Patient convenience and an answer to healthcare staff shortages are the main advantages of the solution that Piotr Falkowski of Łukasiewicz – PIAP is working on. We have completed the first tests of this solution, and their results are very promising.
The project is designed to support functional remote physiotherapy in the home setting, which will ensure patient safety and enable improvement of movement with as little specialist supervision as possible. For this purpose, it is necessary to build a device adapted to home conditions with automatic control supporting the user’s correct movements. As part of the work, production of a lightweight exoskeleton attached to domestic objects for functional training is planned.
State-of-the-art solutions
The project envisages the use of elements of artificial intelligence and machine learning The networks used by the Łukasiewicz – PIAP scientists are designed to learn movement patterns and the associated anatomical and functional compensations, so that the physiotherapist can introduce the movement itself by dragging the patient’s limb as it happens during conventional manual therapy. This will allow the system to track these movements and spot any errors.
We used learning control algorithms. They will extend the simple training movements introduced by the rehabilitator by analysing the anatomical and functional correctness of the patient's repetitions. This will allow progress or errors to be monitored and corrected on an ongoing basis, without the need to see a physiotherapist.
Piotr Falkowski
Compared to other similar solutions, the one proposed by Łukasiewicz – PIAP, will primarily be lighter and easier to use in home setting, while guaranteeing unrestricted movement of the shoulder and elbow joints. In addition, the whole system will automatically monitor the user’s mistakes, as if he or she were constantly exercising under a real physiotherapist’s guidance. What’s more, it is designed so that it can be 3D printed.

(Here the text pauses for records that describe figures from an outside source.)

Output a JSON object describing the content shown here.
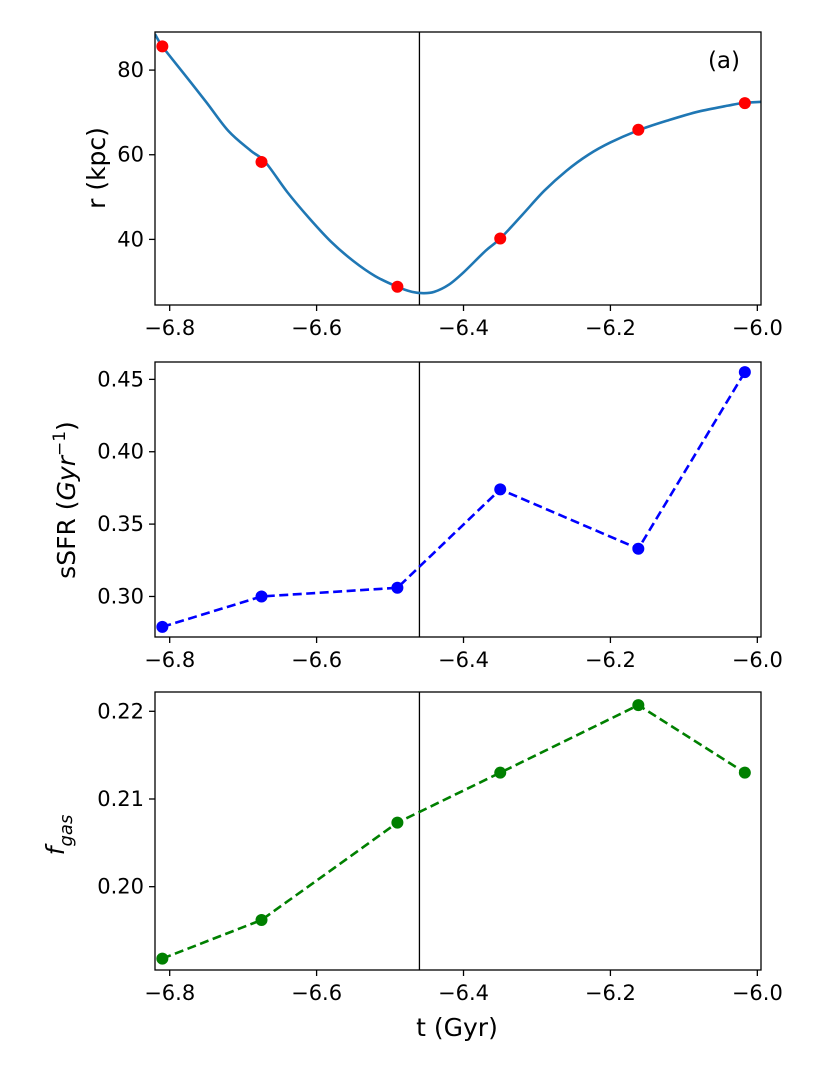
{
  "chart_data": [
    {
      "type": "line",
      "panel": "top",
      "annotation": "(a)",
      "ylabel": "r (kpc)",
      "xlim": [
        -6.82,
        -5.995
      ],
      "ylim": [
        24.5,
        89
      ],
      "xticks": [
        -6.8,
        -6.6,
        -6.4,
        -6.2,
        -6.0
      ],
      "xtick_labels": [
        "−6.8",
        "−6.6",
        "−6.4",
        "−6.2",
        "−6.0"
      ],
      "yticks": [
        40,
        60,
        80
      ],
      "ytick_labels": [
        "40",
        "60",
        "80"
      ],
      "vline_x": -6.46,
      "curve": {
        "color": "#1f77b4",
        "x": [
          -6.82,
          -6.81,
          -6.78,
          -6.75,
          -6.72,
          -6.69,
          -6.67,
          -6.64,
          -6.61,
          -6.58,
          -6.55,
          -6.52,
          -6.49,
          -6.47,
          -6.455,
          -6.44,
          -6.42,
          -6.4,
          -6.37,
          -6.35,
          -6.32,
          -6.29,
          -6.26,
          -6.23,
          -6.2,
          -6.16,
          -6.12,
          -6.08,
          -6.04,
          -6.02,
          -5.995
        ],
        "y": [
          88.5,
          85.6,
          79.0,
          72.4,
          65.6,
          61.0,
          58.3,
          51.2,
          45.0,
          39.4,
          34.9,
          31.3,
          28.8,
          27.6,
          27.3,
          27.6,
          29.3,
          32.2,
          37.3,
          40.2,
          45.8,
          51.5,
          56.2,
          60.0,
          62.9,
          65.9,
          68.2,
          70.2,
          71.6,
          72.2,
          72.5
        ]
      },
      "points": {
        "color": "#ff0000",
        "x": [
          -6.81,
          -6.675,
          -6.49,
          -6.35,
          -6.162,
          -6.017
        ],
        "y": [
          85.6,
          58.3,
          28.8,
          40.2,
          65.9,
          72.2
        ]
      }
    },
    {
      "type": "line",
      "panel": "middle",
      "ylabel": "sSFR (Gyr⁻¹)",
      "ylabel_main": "sSFR (",
      "ylabel_unit": "Gyr",
      "ylabel_exp": "−1",
      "ylabel_close": ")",
      "xlim": [
        -6.82,
        -5.995
      ],
      "ylim": [
        0.272,
        0.462
      ],
      "xticks": [
        -6.8,
        -6.6,
        -6.4,
        -6.2,
        -6.0
      ],
      "xtick_labels": [
        "−6.8",
        "−6.6",
        "−6.4",
        "−6.2",
        "−6.0"
      ],
      "yticks": [
        0.3,
        0.35,
        0.4,
        0.45
      ],
      "ytick_labels": [
        "0.30",
        "0.35",
        "0.40",
        "0.45"
      ],
      "vline_x": -6.46,
      "series": [
        {
          "color": "#0000ff",
          "x": [
            -6.81,
            -6.675,
            -6.49,
            -6.35,
            -6.162,
            -6.017
          ],
          "y": [
            0.279,
            0.3,
            0.306,
            0.374,
            0.333,
            0.455
          ]
        }
      ]
    },
    {
      "type": "line",
      "panel": "bottom",
      "ylabel": "f_gas",
      "ylabel_main": "f",
      "ylabel_sub": "gas",
      "xlabel": "t (Gyr)",
      "xlim": [
        -6.82,
        -5.995
      ],
      "ylim": [
        0.1905,
        0.2222
      ],
      "xticks": [
        -6.8,
        -6.6,
        -6.4,
        -6.2,
        -6.0
      ],
      "xtick_labels": [
        "−6.8",
        "−6.6",
        "−6.4",
        "−6.2",
        "−6.0"
      ],
      "yticks": [
        0.2,
        0.21,
        0.22
      ],
      "ytick_labels": [
        "0.20",
        "0.21",
        "0.22"
      ],
      "vline_x": -6.46,
      "series": [
        {
          "color": "#008000",
          "x": [
            -6.81,
            -6.675,
            -6.49,
            -6.35,
            -6.162,
            -6.017
          ],
          "y": [
            0.1918,
            0.1962,
            0.2073,
            0.213,
            0.2207,
            0.213
          ]
        }
      ]
    }
  ]
}
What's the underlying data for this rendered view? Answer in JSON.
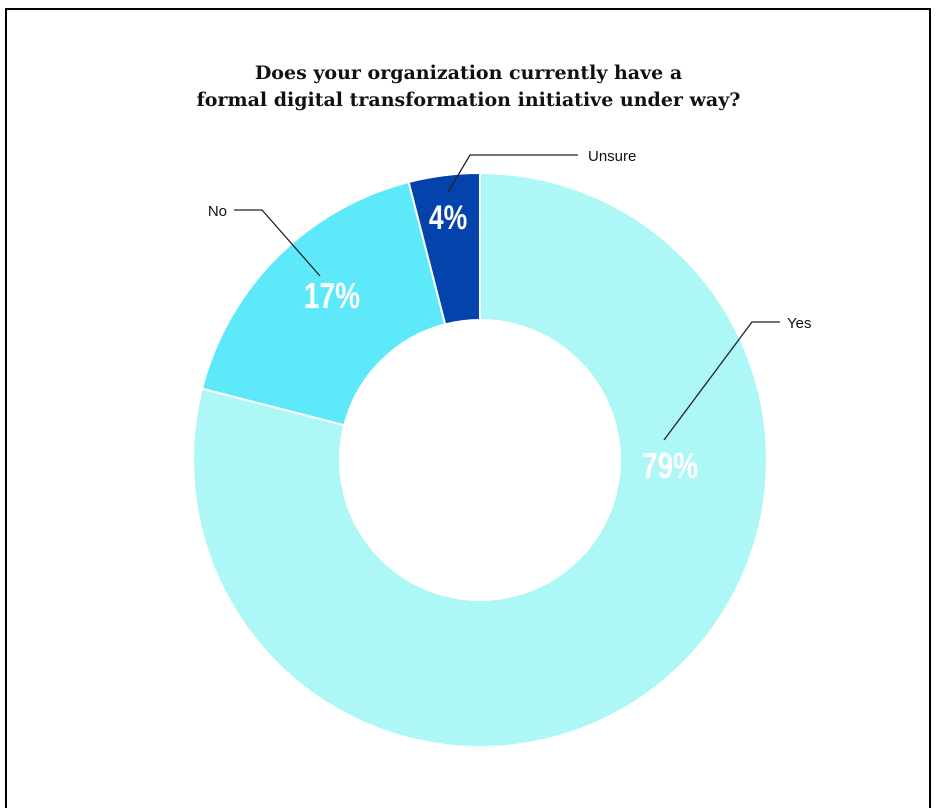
{
  "chart_data": {
    "type": "pie",
    "title": "Does your organization currently have a formal digital transformation initiative under way?",
    "title_lines": [
      "Does your organization currently have a",
      "formal digital transformation initiative under way?"
    ],
    "slices": [
      {
        "label": "Yes",
        "value": 79,
        "display": "79%",
        "color": "#adf7f6",
        "label_color": "#ffffff"
      },
      {
        "label": "No",
        "value": 17,
        "display": "17%",
        "color": "#5ee9fb",
        "label_color": "#ffffff"
      },
      {
        "label": "Unsure",
        "value": 4,
        "display": "4%",
        "color": "#0443ab",
        "label_color": "#ffffff"
      }
    ],
    "hole": "donut",
    "legend": "none"
  }
}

This significantly speeds up its production and reduces the costs involved.
Help for the patient and… the system
Thanks to the implementation of the project, it will be possible in the future to help patients with neurological and orthopaedic diseases, especially post-stroke, who, due to staff shortages in the area of health, receive too little personalised therapy, which takes place too late.
The commercial potential of the exoskeleton, which is the result of a PhD thesis carried out at the Warsaw University of Technology, is enormous. In the 14th edition of the NCBR Leader, Peter was shortlisted for funding in the prestigious competition for young scientific managers. The plan is to implement this product as a product of the institute or as its spin-off. Before this happens, however, the project still requires research and development work, followed by an approximately three-year certification process for the medical device.
Success in the Student-Inventor competition
Piotr Falkowski, also representing the Warsaw University of Technology, became one of the five winners of the 14th edition of the Student – Inventor competition. The initiative has been organised by the Kielce University of Technology since 2010. The ‘Student-Inventor’ competition received funding from the Minister of Science’s ‘Social Responsibility of Science’ programme. As part of the competition prize, the winners will attend the International Invention Fair in Geneva and Warsaw.